L’autre en question était
restée bloquée, debout là où ils étaient arrivés, envahie par le
sentiment que quelque part quelque chose s’était détraqué et que le
tout glissait lentement vers ce qu’elle n’arrivait pas à définir
autrement que comme un beau bordel. Qu’après une très courte vie
sagement remplie de poussière d’église et lueur jaunâtre de cierge on
lui offre une existence ad eternae lui paraissait plutôt normal. Qu’on
lui demande de donner un coup de main pour faire tourner la machine au
lieu de rester âme heureuse mais attendant un peu la suite du
programme, somme toute, pourquoi pas ?
Elle avait donc accédé au
statut angelot, comparable à celui du stagiaire dans n’importe quelle
boite : considéré généralement comme aussi utile qu’un hérisson à trois
pattes sauf quand il s’agit de dénicher un café correct en moins de
trois minutes, personne ne perd jamais la moindre seconde à lui
expliquer quoi que ce soit mais on ne l’empêchera pas non plus de
farfouiller, jusqu’à ce qu’il soit engagé à l’essai, au grand
étonnement de tous –étonnement qui ne dure généralement que trois
minutes, le temps du premier verre au pot de bienvenue. Mais elle
aimait ça, la débrouille, et au bout de deux cycles, on l’avait
propulsée au niveau du dessus, avec une petite note de service qui
disait : Bonne mémoire, douée pour les papiers. Et griffonné dans la
case recommandations par le chef de service: croyante convaincue mais
quelque chose de rare- déconnez pas les gars et laissez-la dans un
bureau, le plus loin possible des archanges et de leurs conneries.
Petit papier qui, en bonne note de service importante, trouva le moyen
de s’égarer entre deux dimensions bureaucratiques de passage.
De
l’avis de la fraîchement promue, c’était d’ailleurs à partir de ladite
promotion que les choses avaient commencé à jouer aux chaises
musicales. Finie l’ambiance presque amicale du local 13, direction :
bureau 42. Et sans les petits fours. Armée seulement de la dérogation
qu’on lui avait transmise, elle y pénétra en tremblant légèrement,
s’attendant à tomber dans une salle immense à l’agitation studieuse de
tout un tas de gens très importants, et… enfin quelque chose, quoi !

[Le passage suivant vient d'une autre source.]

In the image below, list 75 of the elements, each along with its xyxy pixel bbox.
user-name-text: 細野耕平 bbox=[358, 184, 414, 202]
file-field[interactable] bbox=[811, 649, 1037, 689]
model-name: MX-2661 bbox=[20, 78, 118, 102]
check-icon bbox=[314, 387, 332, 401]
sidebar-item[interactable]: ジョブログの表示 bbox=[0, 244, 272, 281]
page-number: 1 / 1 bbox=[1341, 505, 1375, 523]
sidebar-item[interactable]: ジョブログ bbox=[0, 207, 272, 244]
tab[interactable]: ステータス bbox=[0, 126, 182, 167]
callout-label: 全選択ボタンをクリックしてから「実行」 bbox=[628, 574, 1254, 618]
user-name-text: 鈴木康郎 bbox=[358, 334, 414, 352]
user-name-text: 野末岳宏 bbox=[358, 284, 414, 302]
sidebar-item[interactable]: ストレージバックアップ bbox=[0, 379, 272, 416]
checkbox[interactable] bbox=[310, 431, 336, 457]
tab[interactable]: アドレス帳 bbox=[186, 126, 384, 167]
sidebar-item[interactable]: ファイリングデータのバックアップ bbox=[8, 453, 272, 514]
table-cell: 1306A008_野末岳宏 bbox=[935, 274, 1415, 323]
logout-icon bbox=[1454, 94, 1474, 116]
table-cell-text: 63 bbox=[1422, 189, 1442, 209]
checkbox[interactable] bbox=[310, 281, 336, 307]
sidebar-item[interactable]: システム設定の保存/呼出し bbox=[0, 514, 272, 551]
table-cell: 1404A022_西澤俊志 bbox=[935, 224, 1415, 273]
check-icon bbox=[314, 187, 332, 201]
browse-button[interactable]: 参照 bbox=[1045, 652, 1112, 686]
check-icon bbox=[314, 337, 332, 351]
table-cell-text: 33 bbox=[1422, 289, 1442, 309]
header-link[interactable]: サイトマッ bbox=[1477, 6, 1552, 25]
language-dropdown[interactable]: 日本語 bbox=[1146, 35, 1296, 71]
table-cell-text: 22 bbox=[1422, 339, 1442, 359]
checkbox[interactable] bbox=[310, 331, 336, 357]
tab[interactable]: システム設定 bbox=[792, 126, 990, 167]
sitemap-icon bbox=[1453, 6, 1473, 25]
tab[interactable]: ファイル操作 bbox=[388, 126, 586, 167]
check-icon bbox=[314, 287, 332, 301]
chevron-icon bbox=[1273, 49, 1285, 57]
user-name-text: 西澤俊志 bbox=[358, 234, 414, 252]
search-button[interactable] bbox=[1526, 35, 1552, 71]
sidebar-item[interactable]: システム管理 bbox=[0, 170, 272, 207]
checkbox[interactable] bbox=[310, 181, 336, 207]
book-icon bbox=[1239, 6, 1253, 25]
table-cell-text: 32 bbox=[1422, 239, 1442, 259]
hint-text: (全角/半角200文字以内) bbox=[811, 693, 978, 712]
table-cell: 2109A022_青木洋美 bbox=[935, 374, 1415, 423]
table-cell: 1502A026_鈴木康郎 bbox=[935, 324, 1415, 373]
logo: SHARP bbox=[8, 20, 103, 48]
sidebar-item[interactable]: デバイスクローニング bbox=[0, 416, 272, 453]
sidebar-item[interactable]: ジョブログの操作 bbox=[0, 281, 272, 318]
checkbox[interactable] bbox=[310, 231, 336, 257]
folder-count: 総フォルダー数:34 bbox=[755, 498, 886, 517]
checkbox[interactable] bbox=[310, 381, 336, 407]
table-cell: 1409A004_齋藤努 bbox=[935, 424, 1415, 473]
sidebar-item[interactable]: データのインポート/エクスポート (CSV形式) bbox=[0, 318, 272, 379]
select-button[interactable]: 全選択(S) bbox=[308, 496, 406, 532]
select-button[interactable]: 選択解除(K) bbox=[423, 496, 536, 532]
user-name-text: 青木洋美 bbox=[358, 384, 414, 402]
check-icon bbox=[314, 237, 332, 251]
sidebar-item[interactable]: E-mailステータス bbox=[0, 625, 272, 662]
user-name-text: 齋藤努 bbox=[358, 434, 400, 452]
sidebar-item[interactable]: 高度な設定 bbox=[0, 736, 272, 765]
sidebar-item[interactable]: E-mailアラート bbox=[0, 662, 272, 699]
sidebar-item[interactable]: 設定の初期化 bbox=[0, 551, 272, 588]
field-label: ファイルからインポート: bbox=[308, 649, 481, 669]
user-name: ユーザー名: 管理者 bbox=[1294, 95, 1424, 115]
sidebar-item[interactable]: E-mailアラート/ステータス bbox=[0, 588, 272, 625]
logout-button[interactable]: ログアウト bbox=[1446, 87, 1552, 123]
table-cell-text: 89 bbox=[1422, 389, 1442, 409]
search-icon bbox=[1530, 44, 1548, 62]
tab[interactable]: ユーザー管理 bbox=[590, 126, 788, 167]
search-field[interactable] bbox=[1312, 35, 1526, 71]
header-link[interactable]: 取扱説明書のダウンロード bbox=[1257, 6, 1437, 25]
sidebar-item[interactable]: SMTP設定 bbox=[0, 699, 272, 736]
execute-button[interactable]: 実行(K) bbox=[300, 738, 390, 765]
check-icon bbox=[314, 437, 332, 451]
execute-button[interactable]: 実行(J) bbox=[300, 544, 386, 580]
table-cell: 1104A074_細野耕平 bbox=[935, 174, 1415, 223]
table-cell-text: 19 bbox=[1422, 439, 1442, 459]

Les portes massives toutes de marbres et d’argent provoquent souvent ce
genre de réactions. Les salles de huit mètres carrés contenant
uniquement une petite porte au fond et au milieu un petit bureau occupé
par un petit bureaucrate ne payant pas de mine que l’on trouve
généralement derrière ne sont qu’une preuve de plus qu’on ne peut pas
faire confiance aux portes.
Mais ce qui gêna le plus Agnès
ne fut pas tant la porte en elle-même que l’homme qu’elle renfermait.
Il lui sembla qu’il n’était pas exactement ce qu’elle voyait, la
surface clamant air jeune, ami, libre comme l’air quand un
je-ne-sais-quoi en lui pourtant tentait de hurler l’exact opposé. Les
yeux baissés, il écrivait quelque chose sur un feuillet jaune. Agnès
s’était avancée et, n’obtenant aucune réaction, avait déposé sa
dérogation sur le haut d’une des piles du bureau. Sans même lever les
yeux, l’autre s’était saisit de la feuille, l’avait parcouru et faisant
une grimace, avait balancé le feuillet jaune dans un tiroir, pour en
sortir une feuille rose qu'il avait déposée à la place de la dérogation
après l’avoir soigneusement remplie et s’était plongé, sourcils
froncés, dans la lecture d’un nouveau circulaire qui semblait s’être
soudain matérialisé. Agnès avait jeté un coup d’œil à la feuille rose
et n’avait pas été tellement surprise de n’y rien comprendre. Elle
avait attendu patiemment mais il semblait évident que, pour son
vis-à-vis, le sujet était clos. Après un petit moment
d’hésitation, elle avait quand même finit par demander :
"Et maintenant, je suis censée faire quoi ?"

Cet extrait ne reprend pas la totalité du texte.